Under Windows, the choice is less obvious. A commercial opton is NetLimiter_,
but there is no direct equivalent of trickle_. Python options require quite a
bit of network code redesign; e.g.
- https://stackoverflow.com/questions/3488616/bandwidth-throttling-in-python
- https://stackoverflow.com/questions/17691231/how-to-limit-download-rate-of-http-requests-in-requests-python-library
- https://stackoverflow.com/questions/20247354/limiting-throttling-the-rate-of-http-requests-in-grequests
- https://stackoverflow.com/questions/13047458/bandwidth-throttling-using-twisted
but with the exception of rewriting network code to use Twisted_ rather than
requests_, none of these open-source methods address the general-purposes
bandwidth limitation challenge addressed by trickle_. The best option might be
txrequests_ or treq_ plus bandwidth limitation via Twisted_ through its
ThrottlingFactory_, but this doesn't look entirely simple (see links above).

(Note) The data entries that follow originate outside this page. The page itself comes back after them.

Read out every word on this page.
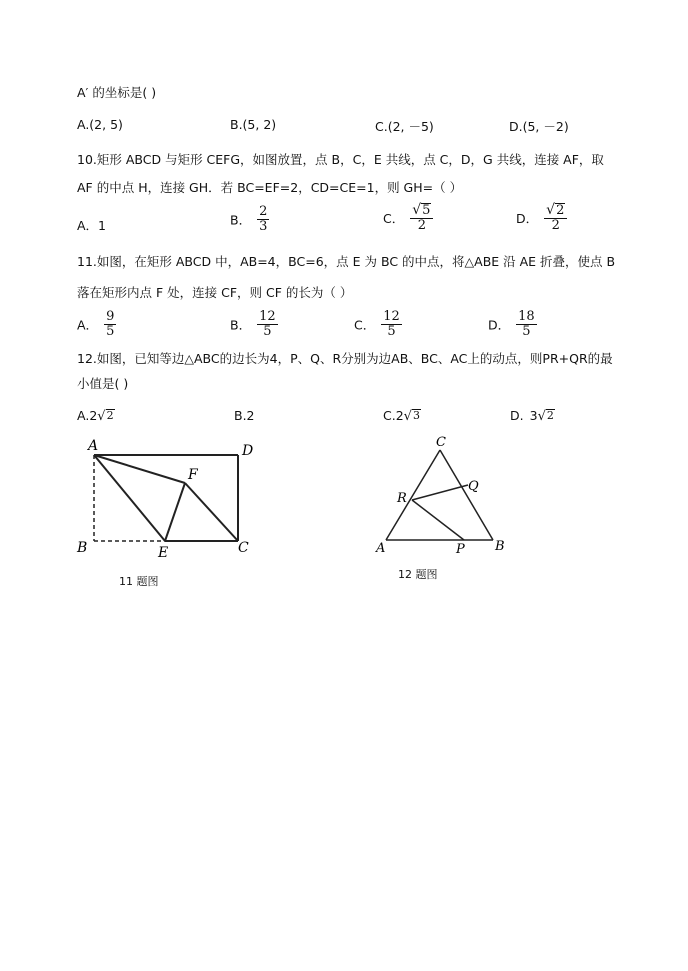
A′ 的坐标是( )
A.(2, 5)	B.(5, 2)	C.(2, －5)	D.(5, －2)
10.矩形 ABCD 与矩形 CEFG，如图放置，点 B，C，E 共线，点 C，D，G 共线，连接 AF，取
AF 的中点 H，连接 GH．若 BC=EF=2，CD=CE=1，则 GH=（ ）
A．1	B． $\frac{2}{3}$	C． $\frac{√ 5}{2}$	D． $\frac{√ 2}{2}$
11.如图，在矩形 ABCD 中，AB=4，BC=6，点 E 为 BC 的中点，将△ABE 沿 AE 折叠，使点 B
落在矩形内点 F 处，连接 CF，则 CF 的长为（ ）
A． $\frac{9}{5}$	B． $\frac{12}{5}$	C． $\frac{12}{5}$	D． $\frac{18}{5}$
12.如图，已知等边△ABC的边长为4，P、Q、R分别为边AB、BC、AC上的动点，则PR+QR的最
小值是( )
A.2 √ 2	B.2	C.2 √ 3	D. 3 √ 2
A	D
B	E	C
F
11 题图
C
R
Q
A	P B
12 题图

Even with that, it'd be hard to coordinate bandwidth limits across multiple
processes.
Therefore, in favour of NetLimiter_:
- it's cheap (~$30/licence in 2019);
- it provides a per-host unlimited-duration licence;
- if you're using Windows you're already in the domain of commercial software;
- the cloud NLP facility of CRATE is the sort of thing you're likely to run on
one big computer rather than lots of computers (so one licence should
suffice);
- its filters are very flexible (including time-of-day restrictions and the
ability to group applications);
- the alternatives would involve substantial development effort for lesser
benefit;
... so NetLimiter_ seems like the most cost-effective option.